Education fits a similar pattern with online news users tending to be more educated than Internet users overall. On the top news sites, those with a bachelor’s degree make up between 25% and 29% of the audience, compared with roughly 21% of general Internet users.
Income
- The largest percentage of the audience across all the sites makes between $50,000 and $75,000 per year.
- The largest variance occurred in the highest income bracket – those that make more than $150,000 per year. At the high end was the Wall Street Journal (WSJ.com) (13% in this income bracket) and at the low end was Topix.com (6%).

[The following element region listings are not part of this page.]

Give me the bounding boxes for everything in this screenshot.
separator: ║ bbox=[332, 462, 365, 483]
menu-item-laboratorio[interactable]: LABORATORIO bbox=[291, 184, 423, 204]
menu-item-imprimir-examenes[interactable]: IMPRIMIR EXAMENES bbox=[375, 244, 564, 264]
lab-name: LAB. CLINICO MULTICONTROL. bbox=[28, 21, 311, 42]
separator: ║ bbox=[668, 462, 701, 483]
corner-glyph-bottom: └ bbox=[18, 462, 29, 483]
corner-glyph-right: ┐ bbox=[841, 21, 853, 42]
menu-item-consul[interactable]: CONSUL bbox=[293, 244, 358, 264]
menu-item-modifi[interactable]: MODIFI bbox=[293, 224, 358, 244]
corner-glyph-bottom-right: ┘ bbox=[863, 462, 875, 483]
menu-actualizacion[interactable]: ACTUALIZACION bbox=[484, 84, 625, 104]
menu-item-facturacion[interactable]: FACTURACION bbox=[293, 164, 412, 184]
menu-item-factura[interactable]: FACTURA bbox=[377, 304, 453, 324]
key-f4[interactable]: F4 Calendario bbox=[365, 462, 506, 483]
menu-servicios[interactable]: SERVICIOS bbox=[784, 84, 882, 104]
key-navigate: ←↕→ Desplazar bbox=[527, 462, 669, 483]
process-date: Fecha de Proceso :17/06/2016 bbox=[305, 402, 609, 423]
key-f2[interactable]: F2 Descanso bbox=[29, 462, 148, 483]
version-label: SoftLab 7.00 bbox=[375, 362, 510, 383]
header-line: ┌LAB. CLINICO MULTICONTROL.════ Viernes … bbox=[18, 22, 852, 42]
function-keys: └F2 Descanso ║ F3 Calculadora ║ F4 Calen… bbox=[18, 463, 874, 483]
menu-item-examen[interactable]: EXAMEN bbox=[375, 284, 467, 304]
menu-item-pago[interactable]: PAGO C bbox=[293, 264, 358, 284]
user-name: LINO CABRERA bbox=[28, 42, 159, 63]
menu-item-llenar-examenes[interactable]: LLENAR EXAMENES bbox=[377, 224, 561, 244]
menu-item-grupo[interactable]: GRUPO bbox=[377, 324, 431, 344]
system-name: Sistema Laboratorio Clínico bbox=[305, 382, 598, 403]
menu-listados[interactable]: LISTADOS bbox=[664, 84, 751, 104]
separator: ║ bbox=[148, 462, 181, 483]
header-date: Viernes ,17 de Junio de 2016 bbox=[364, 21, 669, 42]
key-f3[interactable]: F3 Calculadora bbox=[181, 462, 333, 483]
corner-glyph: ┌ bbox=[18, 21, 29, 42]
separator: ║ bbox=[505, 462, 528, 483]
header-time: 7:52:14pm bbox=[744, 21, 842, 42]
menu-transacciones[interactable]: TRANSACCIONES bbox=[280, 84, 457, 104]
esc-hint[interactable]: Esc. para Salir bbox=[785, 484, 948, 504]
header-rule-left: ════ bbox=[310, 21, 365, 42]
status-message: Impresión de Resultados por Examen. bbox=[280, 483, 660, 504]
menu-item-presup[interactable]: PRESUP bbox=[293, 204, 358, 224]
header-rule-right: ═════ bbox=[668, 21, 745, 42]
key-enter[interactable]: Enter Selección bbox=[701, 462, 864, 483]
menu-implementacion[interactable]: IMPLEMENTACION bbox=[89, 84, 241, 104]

- On 21 of the top 25 sites, the lowest income bracket, those who make up to $25,000 per year, made up between four and eight percent of the audience. The Wall Street Journal and Reuters.com had the lowest portion of their audience in this income bracket, 4.7% and 5.3% respectively. Topix.com and YahooNews.com had the highest portion; 11% of Topix audience was in this bracket and 10% of Yahoo’s.
Education
- The largest portion of visitors to the top 25 sites had bachelor’s degree, ranging between 25% and 29% of the audience. The next largest portion of audience is those with some college, ranging between 24% and 27%.
- The largest variance occurs with users that have post-graduate degrees. At the high end was The Wall Street Journal (WSJ.com) at 27%. NYTimes.com, BBC.co.uk, Boston.com and SFGate.com were very similar with 26% each. Topix.com had that least amount of users with post-graduate degrees, 11%.
FOOTNOTES:
1.The demographic data analyzed here are from Nielsen’s NetView database from September 2010 and are derived from the same panels that are used to gather audience data.
2. Pew Internet & American Life Project, “Demographics of Internet users,” May, 2010.